Towards biomedical interpretability: methods for knowledge graph machine learning research in medicine
- Author(s): Nelson, Charlotte
- Advisor(s): Bandyopadhyay, Sourav
- et al.
If you put your clinical information into an algorithm and it told you exactly when you will get sick and what disease you will have, what would be your first question? Mine would be: why? This question is the motivation for my dissertation because the only way to prevent an outcome from happening is if we know on a biological level why an outcome will happen. There are substantial barriers in answering this question including data silos and limitations in the explainability of current machine learning algorithms. In an attempt to bypass these barriers, we have expanded a knowledge graph – SPOKE – that embraces the natural heterogeneity and complexity of biology by connecting together over 30 biological and medical databases.
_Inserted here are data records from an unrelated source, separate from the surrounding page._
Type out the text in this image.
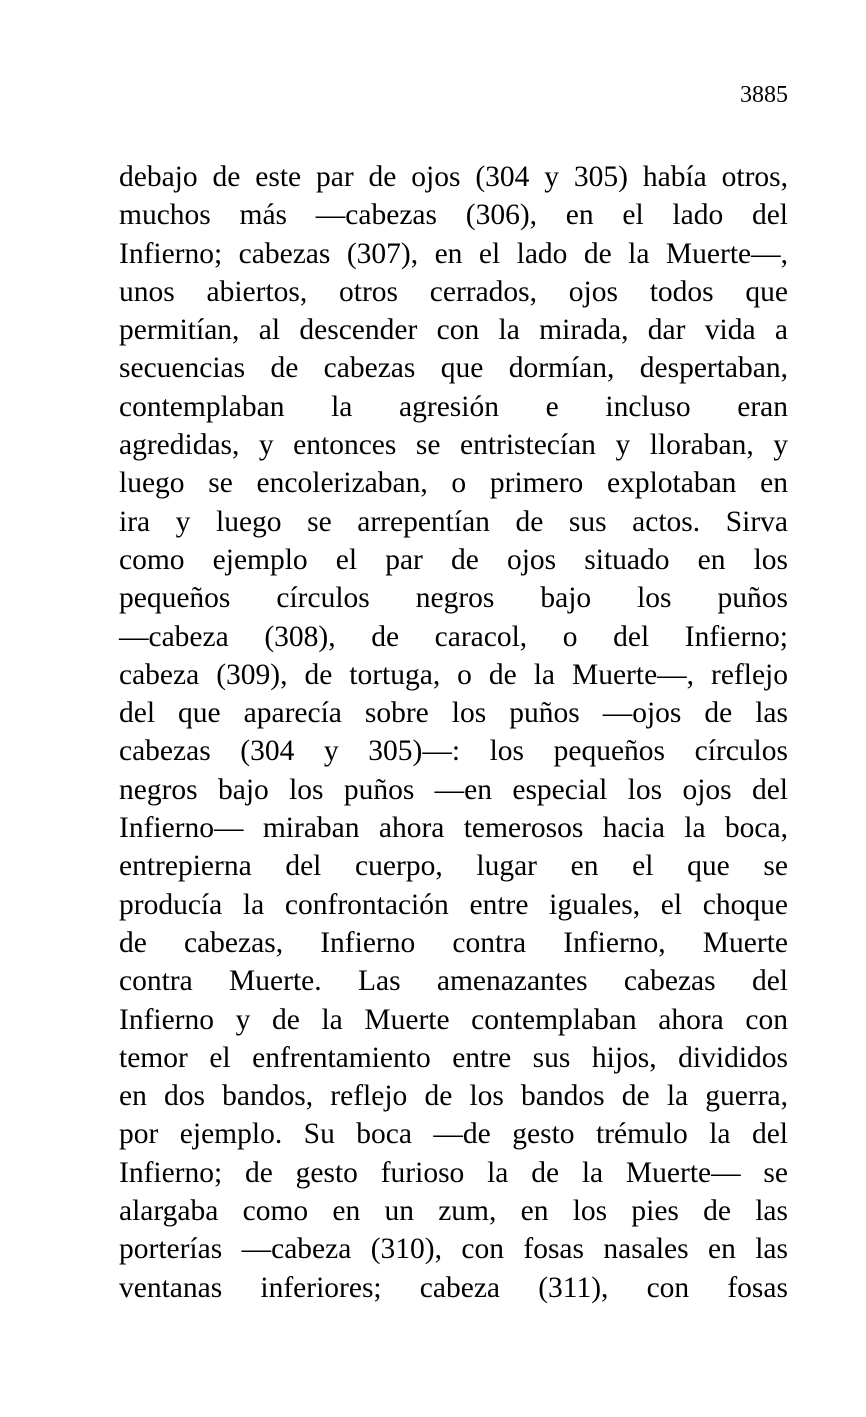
3885
debajo de este par de ojos (304 y 305) había otros,
muchos más —cabezas (306), en el lado del
Infierno; cabezas (307), en el lado de la Muerte—,
unos abiertos, otros cerrados, ojos todos que
permitían, al descender con la mirada, dar vida a
secuencias de cabezas que dormían, despertaban,
contemplaban la agresión e incluso eran
agredidas, y entonces se entristecían y lloraban, y
luego se encolerizaban, o primero explotaban en
ira y luego se arrepentían de sus actos. Sirva
como ejemplo el par de ojos situado en los
pequeños círculos negros bajo los puños
—cabeza (308), de caracol, o del Infierno;
cabeza (309), de tortuga, o de la Muerte—, reflejo
del que aparecía sobre los puños —ojos de las
cabezas (304 y 305)—: los pequeños círculos
negros bajo los puños —en especial los ojos del
Infierno— miraban ahora temerosos hacia la boca,
entrepierna del cuerpo, lugar en el que se
producía la confrontación entre iguales, el choque
de cabezas, Infierno contra Infierno, Muerte
contra Muerte. Las amenazantes cabezas del
Infierno y de la Muerte contemplaban ahora con
temor el enfrentamiento entre sus hijos, divididos
en dos bandos, reflejo de los bandos de la guerra,
por ejemplo. Su boca —de gesto trémulo la del
Infierno; de gesto furioso la de la Muerte— se
alargaba como en un zum, en los pies de las
porterías —cabeza (310), con fosas nasales en las
ventanas inferiores; cabeza (311), con fosas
We show that propagating data through SPOKE allows for the generation of human and machine readable embeddings that describe the input(s) (i.e. what’s measured) in terms of all nodes in SPOKE (Disease, Genes, Compounds, Pathways, etc.). These embeddings are called Propagated SPOKE Entry Vectors (PSEVs). Our research demonstrates that PSEVs are useful for multiple types of inputs. In two studies we show the power of this approach using Electronic Health Records (EHRs) as inputs. The first study serves as a foundation and proves that PSEVs contain known and novel relationships between the input data and nodes in SPOKE. The second study compares the use of EHRs and SPOKEsigs (signatures or PSEVs for individual patients at a specific timepoint) in predicting whether a patient will develop multiple sclerosis. Moreover, we illustrate how to retrace the outcome to the biological drivers of the classifier. Finally, in collaboration with NASA, we use mouse transcriptomic data captured during spaceflight, to infer physiological changes experienced by astronauts.